The measure would provide a “fairer and more sustainable” source of government revenues and would encourage foreign investments into the industry, Mr. Toledo said. The government could earn up to P5 billion yearly from the measure, according to Mr. Salceda.

Meanwhile, Alfred Benjamin R. Garcia, research head at AP Securities, Inc., said the government should look at lowering electricity costs and providing tax breaks to mining companies to encourage them to set up domestic mineral processing facilities instead of banning ore exports.

“It’s unnecessarily burdensome to force the industry to invest in processing and refining,” he said in a Viber message.
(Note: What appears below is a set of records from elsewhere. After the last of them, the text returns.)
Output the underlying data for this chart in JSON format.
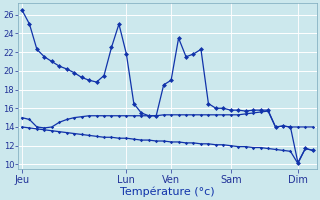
{
  "background_color": "#cce8ed",
  "grid_color": "#ffffff",
  "line_color": "#1133aa",
  "xlabel": "Température (°c)",
  "xlabel_color": "#1133aa",
  "ylabel_ticks": [
    10,
    12,
    14,
    16,
    18,
    20,
    22,
    24,
    26
  ],
  "ylim": [
    9.5,
    27.2
  ],
  "day_labels": [
    "Jeu",
    "Lun",
    "Ven",
    "Sam",
    "Dim"
  ],
  "day_positions": [
    0,
    14,
    20,
    28,
    37
  ],
  "n_points": 40,
  "series1_x": [
    0,
    1,
    2,
    3,
    4,
    5,
    6,
    7,
    8,
    9,
    10,
    11,
    12,
    13,
    14,
    15,
    16,
    17,
    18,
    19,
    20,
    21,
    22,
    23,
    24,
    25,
    26,
    27,
    28,
    29,
    30,
    31,
    32,
    33,
    34,
    35,
    36,
    37,
    38,
    39
  ],
  "series1_y": [
    26.5,
    25.0,
    22.3,
    21.5,
    21.0,
    20.5,
    20.2,
    19.8,
    19.3,
    19.0,
    18.8,
    19.5,
    22.5,
    25.0,
    21.8,
    16.5,
    15.5,
    15.2,
    15.2,
    18.5,
    19.0,
    23.5,
    21.5,
    21.8,
    22.3,
    16.5,
    16.0,
    16.0,
    15.8,
    15.8,
    15.7,
    15.8,
    15.8,
    15.8,
    14.0,
    14.1,
    14.0,
    10.2,
    11.7,
    11.5
  ],
  "series2_x": [
    0,
    1,
    2,
    3,
    4,
    5,
    6,
    7,
    8,
    9,
    10,
    11,
    12,
    13,
    14,
    15,
    16,
    17,
    18,
    19,
    20,
    21,
    22,
    23,
    24,
    25,
    26,
    27,
    28,
    29,
    30,
    31,
    32,
    33,
    34,
    35,
    36,
    37,
    38,
    39
  ],
  "series2_y": [
    15.0,
    14.8,
    14.0,
    13.9,
    14.0,
    14.5,
    14.8,
    15.0,
    15.1,
    15.2,
    15.2,
    15.2,
    15.2,
    15.2,
    15.2,
    15.2,
    15.2,
    15.2,
    15.2,
    15.3,
    15.3,
    15.3,
    15.3,
    15.3,
    15.3,
    15.3,
    15.3,
    15.3,
    15.3,
    15.3,
    15.4,
    15.5,
    15.6,
    15.7,
    14.0,
    14.1,
    14.0,
    14.0,
    14.0,
    14.0
  ],
  "series3_x": [
    0,
    1,
    2,
    3,
    4,
    5,
    6,
    7,
    8,
    9,
    10,
    11,
    12,
    13,
    14,
    15,
    16,
    17,
    18,
    19,
    20,
    21,
    22,
    23,
    24,
    25,
    26,
    27,
    28,
    29,
    30,
    31,
    32,
    33,
    34,
    35,
    36,
    37,
    38,
    39
  ],
  "series3_y": [
    14.0,
    13.9,
    13.8,
    13.7,
    13.6,
    13.5,
    13.4,
    13.3,
    13.2,
    13.1,
    13.0,
    12.9,
    12.9,
    12.8,
    12.8,
    12.7,
    12.6,
    12.6,
    12.5,
    12.5,
    12.4,
    12.4,
    12.3,
    12.3,
    12.2,
    12.2,
    12.1,
    12.1,
    12.0,
    11.9,
    11.9,
    11.8,
    11.8,
    11.7,
    11.6,
    11.5,
    11.4,
    10.1,
    11.7,
    11.5
  ],
  "xlim": [
    -0.5,
    39.5
  ],
  "vline_color": "#5588aa",
  "vline_positions": [
    0,
    14,
    20,
    28,
    37
  ],
  "tick_label_color": "#223399",
  "ylabel_fontsize": 6,
  "xlabel_fontsize": 8,
  "xtick_fontsize": 7
}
Having a transparent fiscal regime for the mining industry would make the country more attractive to foreign investors, John Paolo R. Rivera, a senior research fellow at the Philippine Institute for Development Studies, said.

“Clarity on taxes reduces regulatory uncertainty, which has historically been a key deterrent,” he said in a Viber message.

The government should look at crafting a mineral development plan and establish a long-term industrialization plan for the mining sector to further attract investments into the domestic industry, he added.